I need to give read access to all apps for a certain role. How can I do that?
Hi! Did you ever find out if there was a way of doing this? I have the same problem.
create a user role in authorize.conf with proper capabilites. Map the user role with the proper AD group (you belongs to ) in authentication.conf .
optional: you can add this splreadaccess_user in default.meta. Because your role has inherited user and power role. so that you can read all apps.
for e.g,
authorize.conf
[role_splreadaccess_user]
cumulativeRTSrchJobsQuota = 0
cumulativeSrchJobsQuota = 0
importRoles = power;user
srchIndexesAllowed = *
srchIndexesDefault = *
srchMaxTime = 0
use_file_operator = enabled
authentication.conf
splreadaccess_user = adgroup1
I'm reading your question as, "I need to set up a role which will have read access on all apps." Did I get that right?

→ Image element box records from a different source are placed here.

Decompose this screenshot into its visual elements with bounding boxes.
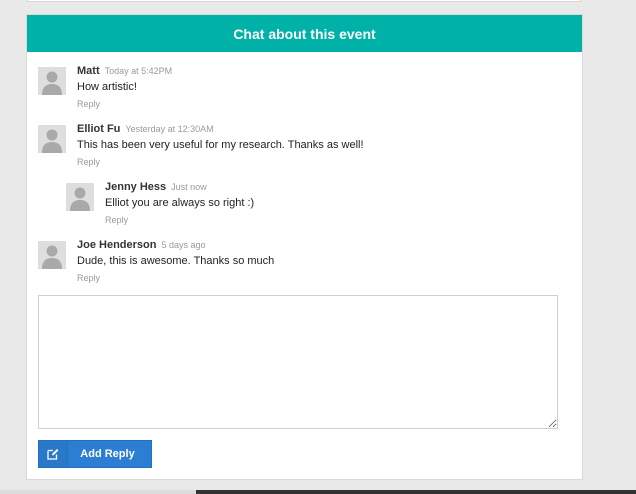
reply-textarea[interactable] <box>38 295 558 429</box>
chat-panel: Chat about this event Matt Today at 5:42P… <box>26 14 583 480</box>
add-reply-button[interactable]: Add Reply <box>38 440 152 468</box>
comment-time: Yesterday at 12:30AM <box>125 124 214 134</box>
bottom-edge <box>0 490 196 494</box>
comment-time: Just now <box>171 182 207 192</box>
user-avatar-icon <box>42 71 62 95</box>
user-avatar-icon <box>70 187 90 211</box>
comment-text: Dude, this is awesome. Thanks so much <box>77 255 275 267</box>
panel-header: Chat about this event <box>27 15 582 52</box>
reply-link[interactable]: Reply <box>105 215 128 225</box>
reply-link[interactable]: Reply <box>77 157 100 167</box>
user-avatar-icon <box>42 129 62 153</box>
add-reply-label: Add Reply <box>80 448 135 460</box>
edit-icon <box>39 441 68 467</box>
avatar[interactable] <box>38 125 66 153</box>
avatar[interactable] <box>66 183 94 211</box>
comment-author[interactable]: Elliot Fu Yesterday at 12:30AM <box>77 123 214 135</box>
comment-text: This has been very useful for my researc… <box>77 139 364 151</box>
user-avatar-icon <box>42 245 62 269</box>
comment-text: Elliot you are always so right :) <box>105 197 255 209</box>
comment-time: Today at 5:42PM <box>104 66 173 76</box>
avatar[interactable] <box>38 241 66 269</box>
taskbar-edge <box>196 490 636 494</box>
comment-author[interactable]: Matt Today at 5:42PM <box>77 65 172 77</box>
comment-author[interactable]: Jenny Hess Just now <box>105 181 207 193</box>
avatar[interactable] <box>38 67 66 95</box>
reply-link[interactable]: Reply <box>77 273 100 283</box>
reply-link[interactable]: Reply <box>77 99 100 109</box>
comment-author[interactable]: Joe Henderson 5 days ago <box>77 239 206 251</box>
comment-time: 5 days ago <box>161 240 206 250</box>
panel-title: Chat about this event <box>233 25 376 42</box>
previous-card <box>27 0 581 2</box>
comment-text: How artistic! <box>77 81 137 93</box>
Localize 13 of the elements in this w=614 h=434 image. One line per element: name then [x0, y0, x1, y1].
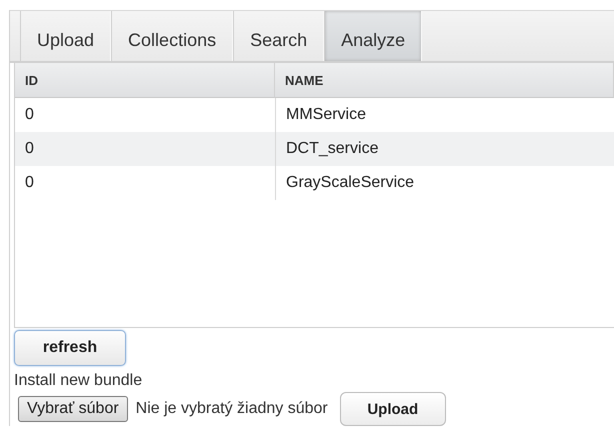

Absolutely - that's right.
Any thoughts on that?
I think your looking for something like this,
http://docs.splunk.com/Documentation/Splunk/6.1/admin/Defaultmetaconf
You can set the default permissions for apps.
Good but I prefer not to get into each single app and do it... if possible ; -)
That defaultmetaconf should apply to all apps unless they have something else specified for the specific app to overwrite that one.